Department of Medical Physics, University of Wisconsin School of Medicine and Public Health, University of Wisconsin-Madison, Madison, WI 53706, United States of America. Department of Electrical and Computer Engineering, University of Wisconsin-Madison, Madison, WI 53706, United States of America. Author to whom any correspondence should be addressed.
Phys Med Biol. 2020 Mar 19;65(6):065008. doi: 10.1088/1361-6560/ab735f.

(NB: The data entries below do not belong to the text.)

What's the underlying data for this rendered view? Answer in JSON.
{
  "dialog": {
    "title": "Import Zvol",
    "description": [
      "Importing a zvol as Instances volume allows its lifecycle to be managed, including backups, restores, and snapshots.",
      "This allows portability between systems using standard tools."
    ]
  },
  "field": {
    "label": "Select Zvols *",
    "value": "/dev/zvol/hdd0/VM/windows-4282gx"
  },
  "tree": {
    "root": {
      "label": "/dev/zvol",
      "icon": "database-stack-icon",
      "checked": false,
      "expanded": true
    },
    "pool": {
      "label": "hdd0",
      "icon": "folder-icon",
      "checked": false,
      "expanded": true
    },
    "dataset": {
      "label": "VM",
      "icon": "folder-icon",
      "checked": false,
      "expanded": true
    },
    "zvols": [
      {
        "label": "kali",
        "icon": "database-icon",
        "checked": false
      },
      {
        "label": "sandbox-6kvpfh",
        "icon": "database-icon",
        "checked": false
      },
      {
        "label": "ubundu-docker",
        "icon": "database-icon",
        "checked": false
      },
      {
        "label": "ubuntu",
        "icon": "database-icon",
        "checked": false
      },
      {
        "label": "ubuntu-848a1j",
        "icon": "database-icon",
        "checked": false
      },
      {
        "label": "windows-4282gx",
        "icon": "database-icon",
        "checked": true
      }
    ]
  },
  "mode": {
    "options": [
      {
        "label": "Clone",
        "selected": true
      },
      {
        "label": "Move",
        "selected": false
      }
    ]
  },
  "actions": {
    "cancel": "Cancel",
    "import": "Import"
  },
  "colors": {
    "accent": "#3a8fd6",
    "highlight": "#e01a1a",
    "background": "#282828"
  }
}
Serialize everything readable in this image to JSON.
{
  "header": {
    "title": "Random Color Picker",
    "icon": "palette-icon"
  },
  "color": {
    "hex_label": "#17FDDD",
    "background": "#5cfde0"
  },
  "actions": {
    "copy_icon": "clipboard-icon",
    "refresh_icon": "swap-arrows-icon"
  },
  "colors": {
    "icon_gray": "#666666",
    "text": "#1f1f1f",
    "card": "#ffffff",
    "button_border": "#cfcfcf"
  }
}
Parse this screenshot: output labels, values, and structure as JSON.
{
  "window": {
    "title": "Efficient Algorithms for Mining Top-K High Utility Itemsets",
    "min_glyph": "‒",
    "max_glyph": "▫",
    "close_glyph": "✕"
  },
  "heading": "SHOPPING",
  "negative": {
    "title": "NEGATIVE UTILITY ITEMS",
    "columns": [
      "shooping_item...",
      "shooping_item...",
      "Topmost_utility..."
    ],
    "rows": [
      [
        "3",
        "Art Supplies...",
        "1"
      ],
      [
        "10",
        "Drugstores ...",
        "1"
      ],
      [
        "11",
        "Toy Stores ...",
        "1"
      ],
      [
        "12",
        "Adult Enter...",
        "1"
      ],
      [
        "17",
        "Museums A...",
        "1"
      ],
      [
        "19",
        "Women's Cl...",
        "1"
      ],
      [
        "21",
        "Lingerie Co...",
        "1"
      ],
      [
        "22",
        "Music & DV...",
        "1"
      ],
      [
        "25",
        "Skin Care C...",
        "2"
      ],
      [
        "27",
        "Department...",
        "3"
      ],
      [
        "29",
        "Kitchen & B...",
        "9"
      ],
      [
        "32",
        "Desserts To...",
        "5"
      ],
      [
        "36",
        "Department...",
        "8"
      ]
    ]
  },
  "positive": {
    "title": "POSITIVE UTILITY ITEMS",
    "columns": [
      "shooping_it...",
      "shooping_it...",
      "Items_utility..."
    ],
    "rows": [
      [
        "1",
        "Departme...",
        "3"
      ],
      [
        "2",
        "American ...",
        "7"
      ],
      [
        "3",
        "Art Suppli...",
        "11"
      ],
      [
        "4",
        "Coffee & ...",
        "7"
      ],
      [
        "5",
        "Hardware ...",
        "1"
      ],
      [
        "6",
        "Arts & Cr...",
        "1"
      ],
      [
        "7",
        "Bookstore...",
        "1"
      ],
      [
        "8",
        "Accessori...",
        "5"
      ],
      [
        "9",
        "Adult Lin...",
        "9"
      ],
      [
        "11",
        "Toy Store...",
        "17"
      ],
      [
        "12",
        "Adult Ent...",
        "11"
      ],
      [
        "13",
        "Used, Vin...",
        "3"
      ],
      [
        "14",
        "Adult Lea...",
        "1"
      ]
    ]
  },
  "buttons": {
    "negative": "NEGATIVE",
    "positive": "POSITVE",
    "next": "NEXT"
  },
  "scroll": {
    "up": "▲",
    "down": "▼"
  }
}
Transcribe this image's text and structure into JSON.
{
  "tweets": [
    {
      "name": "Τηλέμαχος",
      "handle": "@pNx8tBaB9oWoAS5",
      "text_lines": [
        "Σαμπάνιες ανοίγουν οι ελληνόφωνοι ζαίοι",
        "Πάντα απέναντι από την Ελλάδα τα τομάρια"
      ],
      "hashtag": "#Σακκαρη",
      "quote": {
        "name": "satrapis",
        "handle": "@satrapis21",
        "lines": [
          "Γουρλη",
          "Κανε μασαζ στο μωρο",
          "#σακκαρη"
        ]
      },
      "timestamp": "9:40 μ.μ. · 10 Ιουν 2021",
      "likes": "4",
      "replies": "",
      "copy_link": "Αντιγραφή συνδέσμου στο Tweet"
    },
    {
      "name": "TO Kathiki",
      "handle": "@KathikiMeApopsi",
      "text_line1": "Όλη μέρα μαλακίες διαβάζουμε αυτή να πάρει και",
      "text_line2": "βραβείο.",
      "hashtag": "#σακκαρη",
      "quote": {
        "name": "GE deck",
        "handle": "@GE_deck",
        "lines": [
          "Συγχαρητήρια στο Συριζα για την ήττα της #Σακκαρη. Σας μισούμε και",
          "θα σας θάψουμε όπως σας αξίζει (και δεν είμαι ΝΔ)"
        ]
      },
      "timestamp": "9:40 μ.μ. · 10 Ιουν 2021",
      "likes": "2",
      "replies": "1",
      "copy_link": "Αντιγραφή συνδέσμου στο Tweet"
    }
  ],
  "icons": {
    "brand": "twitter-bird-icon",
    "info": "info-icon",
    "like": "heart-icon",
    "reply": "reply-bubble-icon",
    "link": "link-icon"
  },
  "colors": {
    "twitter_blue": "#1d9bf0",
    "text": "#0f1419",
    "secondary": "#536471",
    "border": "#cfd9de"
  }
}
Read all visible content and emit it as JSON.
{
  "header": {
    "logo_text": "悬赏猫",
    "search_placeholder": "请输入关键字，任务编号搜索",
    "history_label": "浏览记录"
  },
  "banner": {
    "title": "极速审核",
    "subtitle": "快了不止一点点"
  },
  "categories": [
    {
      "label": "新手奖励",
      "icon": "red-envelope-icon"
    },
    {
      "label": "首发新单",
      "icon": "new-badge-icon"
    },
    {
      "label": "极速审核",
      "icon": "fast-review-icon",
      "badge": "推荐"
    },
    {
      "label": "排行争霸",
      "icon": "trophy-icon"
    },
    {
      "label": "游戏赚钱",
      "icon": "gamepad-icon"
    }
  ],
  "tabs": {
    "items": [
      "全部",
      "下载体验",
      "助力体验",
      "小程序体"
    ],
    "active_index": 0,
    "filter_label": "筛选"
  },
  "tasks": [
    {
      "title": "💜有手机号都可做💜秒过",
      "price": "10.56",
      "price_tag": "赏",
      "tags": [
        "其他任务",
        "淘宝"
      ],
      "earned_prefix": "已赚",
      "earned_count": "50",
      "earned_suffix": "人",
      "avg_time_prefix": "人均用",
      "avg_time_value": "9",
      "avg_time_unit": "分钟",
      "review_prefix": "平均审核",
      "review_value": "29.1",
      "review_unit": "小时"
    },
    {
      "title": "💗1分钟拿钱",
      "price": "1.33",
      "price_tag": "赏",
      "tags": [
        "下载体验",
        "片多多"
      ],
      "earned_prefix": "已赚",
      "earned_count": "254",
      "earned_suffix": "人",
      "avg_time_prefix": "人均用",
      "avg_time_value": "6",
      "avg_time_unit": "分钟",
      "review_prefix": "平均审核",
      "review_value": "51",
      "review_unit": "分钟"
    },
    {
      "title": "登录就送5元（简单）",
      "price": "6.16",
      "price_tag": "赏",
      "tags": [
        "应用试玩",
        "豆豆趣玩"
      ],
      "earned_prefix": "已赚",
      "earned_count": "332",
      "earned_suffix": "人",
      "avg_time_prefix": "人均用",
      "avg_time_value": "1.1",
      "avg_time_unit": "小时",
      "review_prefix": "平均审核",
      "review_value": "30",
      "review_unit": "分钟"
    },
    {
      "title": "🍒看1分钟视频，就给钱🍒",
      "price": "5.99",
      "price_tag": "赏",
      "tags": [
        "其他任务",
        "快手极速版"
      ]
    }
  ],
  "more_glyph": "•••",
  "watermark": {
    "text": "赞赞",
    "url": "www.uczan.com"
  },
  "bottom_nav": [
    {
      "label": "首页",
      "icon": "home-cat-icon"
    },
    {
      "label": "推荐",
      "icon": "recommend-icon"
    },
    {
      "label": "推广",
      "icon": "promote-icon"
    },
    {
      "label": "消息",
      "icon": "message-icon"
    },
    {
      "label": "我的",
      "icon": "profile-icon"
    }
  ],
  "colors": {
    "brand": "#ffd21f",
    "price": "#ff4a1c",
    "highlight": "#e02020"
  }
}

Ultrasound strain imaging utilizes radio-frequency (RF) ultrasound echo signals to estimate the relative elasticity of tissue under deformation. Due to the diagnostic value inherent in tissue elasticity, ultrasound strain imaging has found widespread clinical and preclinical applications. Accurate displacement estimation using pre and post-deformation RF signals is a crucial first step to derive high quality strain tensor images. Incorporating regularization into the displacement estimation framework is a commonly employed strategy to improve estimation accuracy and precision. In this work, we propose an adaptive variation of the iterative Bayesian regularization scheme utilizing RF similarity metric signal-to-noise ratio previously proposed by our group. The regularization scheme is incorporated into a 2D multi-level block matching (BM) algorithm for motion estimation. Adaptive nature of our algorithm is attributed to the dynamic variation of iteration number based on the normalized cross-correlation (NCC) function quality and a similarity measure between pre-deformation and motion compensated post-deformation RF signals. The proposed method is validated for either quasi-static and cardiac elastography or strain imaging applications using uniform and inclusion phantoms and canine cardiac deformation simulation models. Performance of adaptive Bayesian regularization was compared to conventional NCC and Bayesian regularization with fixed number of iterations. Results from uniform phantom simulation study show significant improvement in lateral displacement and strain estimation accuracy. For instance, at 1.5% lateral strain in a uniform phantom, Bayesian regularization with five iterations incurred a lateral strain error of 104.49%, which was significantly reduced using our adaptive approach to 27.51% (p < 0.001). Contrast-to-noise (CNR ) ratios obtained from inclusion phantom indicate improved lesion detectability for both axial and lateral strain images. For instance, at 1.5% lateral strain, Bayesian regularization with five iterations had lateral CNR of -0.31 dB which was significantly increased using the adaptive approach to 7.42 dB (p < 0.001). Similar results are seen with cardiac deformation modelling with improvement in myocardial strain images. In vivo feasibility was also demonstrated using data from a healthy murine heart. Overall, the proposed method makes Bayesian regularization robust for clinical and preclinical applications.
超声应变成像利用射频 (RF) 超声回波信号来估计组织在变形下的相对弹性。由于组织弹性具有诊断价值,因此超声应变成像已在临床和临床前得到广泛应用。使用变形前后的 RF 信号准确估计位移是获得高质量应变成像的关键第一步。在位移估计框架中引入正则化是提高估计准确性和精度的常用策略。在这项工作中,我们提出了一种基于我们小组先前提出的 RF 相似性度量信噪比的迭代贝叶斯正则化方案的自适应变体。该正则化方案被纳入用于运动估计的 2D 多级块匹配 (BM) 算法中。我们算法的自适应性质归因于基于归一化互相关 (NCC) 函数质量和预变形与运动补偿后变形 RF 信号之间的相似性度量的迭代次数的动态变化。该方法使用均匀和包含体模以及犬心脏变形模拟模型,针对准静态和心脏弹性成像或应变成像应用进行了验证。将自适应贝叶斯正则化的性能与具有固定迭代次数的传统 NCC 和贝叶斯正则化进行了比较。均匀体模模拟研究的结果表明,横向位移和应变估计精度有了显著提高。例如,在均匀体模中,具有五个迭代的贝叶斯正则化会导致横向应变误差为 104.49%,而使用我们的自适应方法可将其显著降低至 27.51%(p < 0.001)。包含体模的对比度噪声比 (CNR) 表明,轴向和横向应变图像的病变检测能力得到了提高。例如,在 1.5%的横向应变下,具有五个迭代的贝叶斯正则化的横向 CNR 为-0.31dB,而使用自适应方法可将其显著提高至 7.42dB(p < 0.001)。在心脏变形建模中也观察到类似的结果,心肌应变图像得到了改善。体内可行性也使用健康鼠心的数据进行了证明。总体而言,该方法使贝叶斯正则化对于临床和临床前应用具有鲁棒性。